2) We will consider all new information that emerge from further developments of the TomorrowNow lawsuit to determine if the provision should be adjusted in the future, which could result in a change to the estimate provided in the table above.
3) Our stock based compensation expenses are subject, among other factors, to share price volatility, volatility in SAP’s performance against the Tech PGI index and fluctuations in SAP’s workforce. The estimates in the table above are based on certain assumptions regarding these factors. Depending on the future development of these factors the total expense for 2011 may differ significantly from these estimates.
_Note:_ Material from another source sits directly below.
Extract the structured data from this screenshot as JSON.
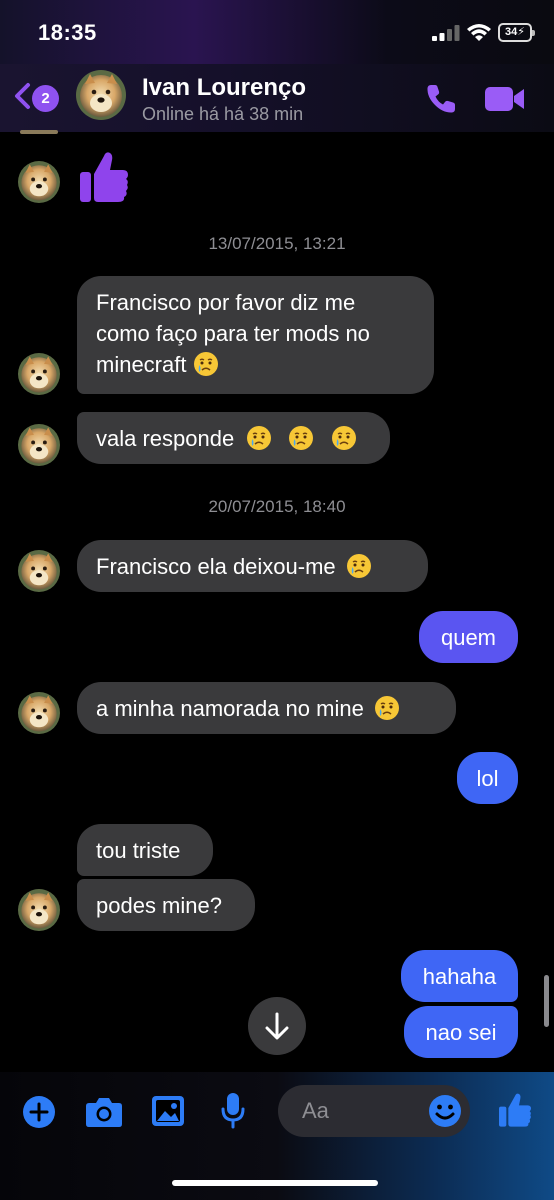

4) The estimates provided above for share-based compensation expenses are based on the share-based compensation plans in place on the day of this document and grants under these plans in 2011 as currently planned by management. New share-based compensation plans or changes to the existing plans may make the total amounts for 2011 differ significantly from these estimates.
5) The estimates provided above for acquisition-related charges are based on the acquisitions performed by SAP until the day of this document. Further acquisitions may make the total amounts for 2011 differ significantly from these estimates.

The above mentioned estimates are independent of and not included in SAP’s financial market outlook. This web message does not constitute an update of our outlook.